Kupił sobie Nikona D4000 (chyba) i obiektyw ze swiatłem OD 3.5 - oczywiscie KIT
Jak mu radziłem zeby wział najpierw LX3 którego szkiełko jest 100x lepsze to mnie wysmiał...bo naczytał sie na forach że lustro to LUSTRO
Oczywiscie wiekszosc zdjec leci z lampą bo przy takim szkle inaczej sie nie da...Wiec na dzien dobry 70% fot wygląda do dooopy. Tymczasem na pasikoniku mase fotek mozna strzelac bez flasha a szkiełko o takich parametrach jak ma LUMIX do NIkona kosztuje 3x tyle co sama puszka
Ale nie przetłumaczysz bo grunt to szpanować
Świeta prawda niektórym nie wyjaśnisz, że lustrem można gorsze zdjecia zrobić niż kompaktem. Mam całą kupę znajomków, którzy chodza ze swoimi lustrami i kitową szklarnią zadając mi ciągle pytania, dlaczego ja moge tutaj zrobić zdjęcie bez lampy i jest ostre a oni nie. Na nic tłumaczenie, że ja mam w kompakcie f1/8 i stabilizacje- bo cała wiedza o fotografi ziomali kończy się na tym, że lustro robi lepsze zdjęcia. A jak przed zakupem się pytali co kupić znajac ich możliwosci finansowe doradzałem różne opcje- niestety nikt nie słucha. :mrgreen: Mają wiec lustro i fotki jak z komórki. :mrgreen:
witam
przyłączam się... częściowo jest to prawda.

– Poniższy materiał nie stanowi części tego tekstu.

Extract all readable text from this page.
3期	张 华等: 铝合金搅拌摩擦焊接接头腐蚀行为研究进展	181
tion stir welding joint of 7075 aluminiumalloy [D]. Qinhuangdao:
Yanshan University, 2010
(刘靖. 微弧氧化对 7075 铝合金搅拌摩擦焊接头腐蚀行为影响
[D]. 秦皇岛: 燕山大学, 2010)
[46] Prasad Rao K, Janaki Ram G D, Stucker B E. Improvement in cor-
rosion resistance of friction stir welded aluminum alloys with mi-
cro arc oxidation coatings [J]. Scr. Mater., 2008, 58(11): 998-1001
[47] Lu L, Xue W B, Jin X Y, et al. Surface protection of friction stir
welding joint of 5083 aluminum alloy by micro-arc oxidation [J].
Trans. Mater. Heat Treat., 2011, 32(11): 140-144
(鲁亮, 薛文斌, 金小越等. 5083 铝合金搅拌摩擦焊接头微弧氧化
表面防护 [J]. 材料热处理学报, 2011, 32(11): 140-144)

chcę tylko zwrócic uwagę na jeden fakt. jeżeli ktoś chce zwodowo robić fotki weselne lub okolicznościowe, przyznajmy się bez bicia z naszym sprzętem słabo będzie.
jeżeli natomiast mają to być fotki do tzw albumu / klaseru / katalogu :) szkoda czasu i kasy na lustro. przeżyłem to. powiem więcej do dziś porównuję fotki z lustra i mojego Lx3 i różnica jest mała... jedynie brak mi np szerokiego kąta i tele. ale cóż kupno nowego aparatu o innych parametrach będzie tańsze i wygodniejsze niż cały ten majdan co dźwigałem. ciężko czasami się przyznać do porażki i niektórzy brną niepotrzebnie dalej. ja się wycofałem.
teraz szykuję się na C sx30 is. dalej mi będzie brakować szerokiego. myślę, że uda mi się nadrobić panoramą lub filmem. ale jakie tele zyskam.
jeszcze jeden zasadniczy fakt. ja na swojej 40 mogłem smiało ustawiać iso 1600. fotki były do użycia ale nie do sprzedaży.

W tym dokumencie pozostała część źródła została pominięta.